“Something happened here,” she said, not quite a question but an opening.
“At the spring?” His brow furrowed slightly. “Like what?”
“When I arrived, there was an old woman. Someone I’ve never seen before.” Jessie glanced around, still half expecting to see the silver-haired figure perched on a nearby rock. “We talked, and then she just…vanished.”
Luke’s expression shifted from confusion to something more complicated. “What did she look like? This woman.”
“Older—maybe in her eighties. Long silver braid with shells woven into it. She wore a blue dress, simple but not exactly modern. And her eyes—” Jessie hesitated, aware of how fanciful her description must sound. “They were the most unusual green with gold flecks. Almost like?—”
“Like sea glass caught in sunlight,” Luke finished, his voice dropping to a near-whisper.
The hair on Jessie’s arms rose. “You’ve seen her too.”
“No.” Luke’s gaze swept across the spring as if searching for the apparition she’d described. “But I remember my grandmother telling those stories about the Lady of the Spring. The same ones she used to tell us when we were kids.”
“Your grandmother Martha,” Jessie said, the memories flowing back easily. The kind-eyed woman who’d always had cookies cooling on the rack and Band-Aids for skinned knees. “She believed in the legend more than anyone.”
“She didn’t just believe it. She claimed the Lady appeared to her the day she had to decide whether to marry my grandfather or move to the mainland with another man.” A smile touched the corner of his mouth. “Remember how she’d tell us that the Lady told her sometimes what seems like the most practical choice is actually the most foolish? That the heart recognizes home long before the head catches up?”
The parallel to Jessie’s own situation was so direct that she nearly lost her balance in the shallow water. “I’d forgotten that part of the story. Your grandmother was so sure about that choice—even when island life got difficult.”
“She never regretted it,” Luke confirmed, his eyes holding hers steadily. “Even when the hurricanes came or when money was tight. She always said once you find where you truly belong, everything else is just geography.”
“She was the real deal,” Jessie agreed, smiling at the memories. “Island to her core.”
“She always had a soft spot for you,” Luke added, his expression warming with shared remembrance. “Said you had grit beneath all that quiet. Looks like she was right—coming back here at all took courage, facing your father’s ghost, his house. And then jumping headfirst into hurricane preparation on top of it all.”
“A moment of temporary insanity,” Jessie said, though her smile took any sting from the words. “Though I’m beginning to think that moment might be stretching into something more permanent.”
Luke’s eyes sharpened, focusing on her face with sudden intensity. “What do you mean?”
“I mean I made some decisions.” She drew a deep breath, the scent of the spring filling her lungs. “Or maybe the decisions made themselves. I just finally listened.”
“The job offer?” he asked, his voice careful, neutral in a way that told her he was preparing himself for disappointment.

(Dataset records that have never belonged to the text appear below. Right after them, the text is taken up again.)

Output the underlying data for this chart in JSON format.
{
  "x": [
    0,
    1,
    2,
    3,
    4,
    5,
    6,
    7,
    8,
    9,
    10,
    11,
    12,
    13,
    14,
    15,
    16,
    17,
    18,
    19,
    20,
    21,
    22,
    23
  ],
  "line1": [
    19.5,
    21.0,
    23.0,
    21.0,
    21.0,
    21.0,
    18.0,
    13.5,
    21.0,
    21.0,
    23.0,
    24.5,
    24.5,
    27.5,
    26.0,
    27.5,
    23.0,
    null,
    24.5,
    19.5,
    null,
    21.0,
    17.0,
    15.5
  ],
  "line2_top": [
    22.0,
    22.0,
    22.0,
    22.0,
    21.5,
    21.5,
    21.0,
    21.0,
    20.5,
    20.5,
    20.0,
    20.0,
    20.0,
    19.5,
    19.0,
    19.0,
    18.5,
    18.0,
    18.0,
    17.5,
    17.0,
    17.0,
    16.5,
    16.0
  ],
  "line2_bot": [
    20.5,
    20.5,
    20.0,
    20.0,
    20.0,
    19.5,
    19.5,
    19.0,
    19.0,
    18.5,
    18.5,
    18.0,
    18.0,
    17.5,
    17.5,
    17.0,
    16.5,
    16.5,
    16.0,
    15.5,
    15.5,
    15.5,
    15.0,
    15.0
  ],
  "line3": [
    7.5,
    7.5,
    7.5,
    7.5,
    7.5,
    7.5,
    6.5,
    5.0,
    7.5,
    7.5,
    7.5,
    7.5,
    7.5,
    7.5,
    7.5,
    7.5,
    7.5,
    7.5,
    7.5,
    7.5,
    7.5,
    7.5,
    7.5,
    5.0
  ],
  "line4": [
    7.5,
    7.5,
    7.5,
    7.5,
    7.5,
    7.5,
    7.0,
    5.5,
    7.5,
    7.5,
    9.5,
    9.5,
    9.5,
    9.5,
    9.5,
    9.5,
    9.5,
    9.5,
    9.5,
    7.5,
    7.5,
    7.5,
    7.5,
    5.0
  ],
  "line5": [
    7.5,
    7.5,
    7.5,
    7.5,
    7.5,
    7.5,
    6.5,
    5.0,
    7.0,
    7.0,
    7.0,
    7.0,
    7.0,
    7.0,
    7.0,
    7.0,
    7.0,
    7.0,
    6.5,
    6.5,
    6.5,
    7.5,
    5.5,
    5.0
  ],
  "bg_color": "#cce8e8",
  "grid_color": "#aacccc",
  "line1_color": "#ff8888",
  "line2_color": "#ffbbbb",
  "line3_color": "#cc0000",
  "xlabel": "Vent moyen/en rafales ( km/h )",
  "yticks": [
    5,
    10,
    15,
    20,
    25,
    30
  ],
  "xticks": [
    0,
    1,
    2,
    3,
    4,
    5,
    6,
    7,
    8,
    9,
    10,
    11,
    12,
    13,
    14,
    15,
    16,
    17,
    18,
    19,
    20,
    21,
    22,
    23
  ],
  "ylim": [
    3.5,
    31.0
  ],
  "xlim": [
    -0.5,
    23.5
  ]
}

“I called Winston earlier. Told him I won’t be coming back. At least not to stay.” She watched Luke’s expression shift, cautious hope replacing careful neutrality. “They’ll need me for a transition period, but that can be done remotely. After that…I’m free.”
“Free,” he echoed, the word carrying complex layers. “And what does freedom look like to you, Jessie James?”
“It looks like this.” She gestured to the spring, to the island, to the space between them. “It looks like home.”
The simple word seemed to hover in the air between them, weightier than any elaborate declaration. Home—not a physical structure but a place of belonging, of rightness, of return.
“What about the bar?” Luke asked, his practical nature asserting itself even in this moment of revelation. “Your father’s share?—”
“I’m keeping it,” she interrupted firmly. “If you’ll have me as a partner. A real one.”
“The island bar business isn’t exactly the fast track to fortune,” he warned, though his eyes had begun to crinkle at the corners with the smile he was trying to contain. “Especially after hurricane season. The repairs alone?—”
“Luke Mallory,” she cut him off, swimming closer until their bodies brushed against each other, their legs already tangling beneath the surface. “I spent fifteen years chasing the fast track. What I found at the end was an empty apartment, colleagues instead of friends, and a corner office with a view of someone else’s idea of paradise.” Her arms looped around his neck naturally, as if they’d never forgotten the way they fit together, her fingers threading through the damp hair at his nape. “I’d rather build something real, even if it takes the rest of my life.”
“The rest of your life?” he repeated, his voice hushed. “That’s a long time to commit to an island that gets pummeled by hurricanes every few years.”
“I’m not committing to the island,” she clarified, her gaze steadily meeting his. “I’m committing to you. The island just happens to be part of the package.”
He laughed, then pulled her into his arms, his mouth finding hers with the urgency of fifteen years of separation and a promise that needed no words. Jessie melted against him, the spring’s water swirling around them, bearing witness to negotiations far more important than business percentages.
Something shifted in Luke’s expression—the last walls of caution and self-protection crumbling away. One corner of his mouth quirked up, that half smile she’d always found irresistible.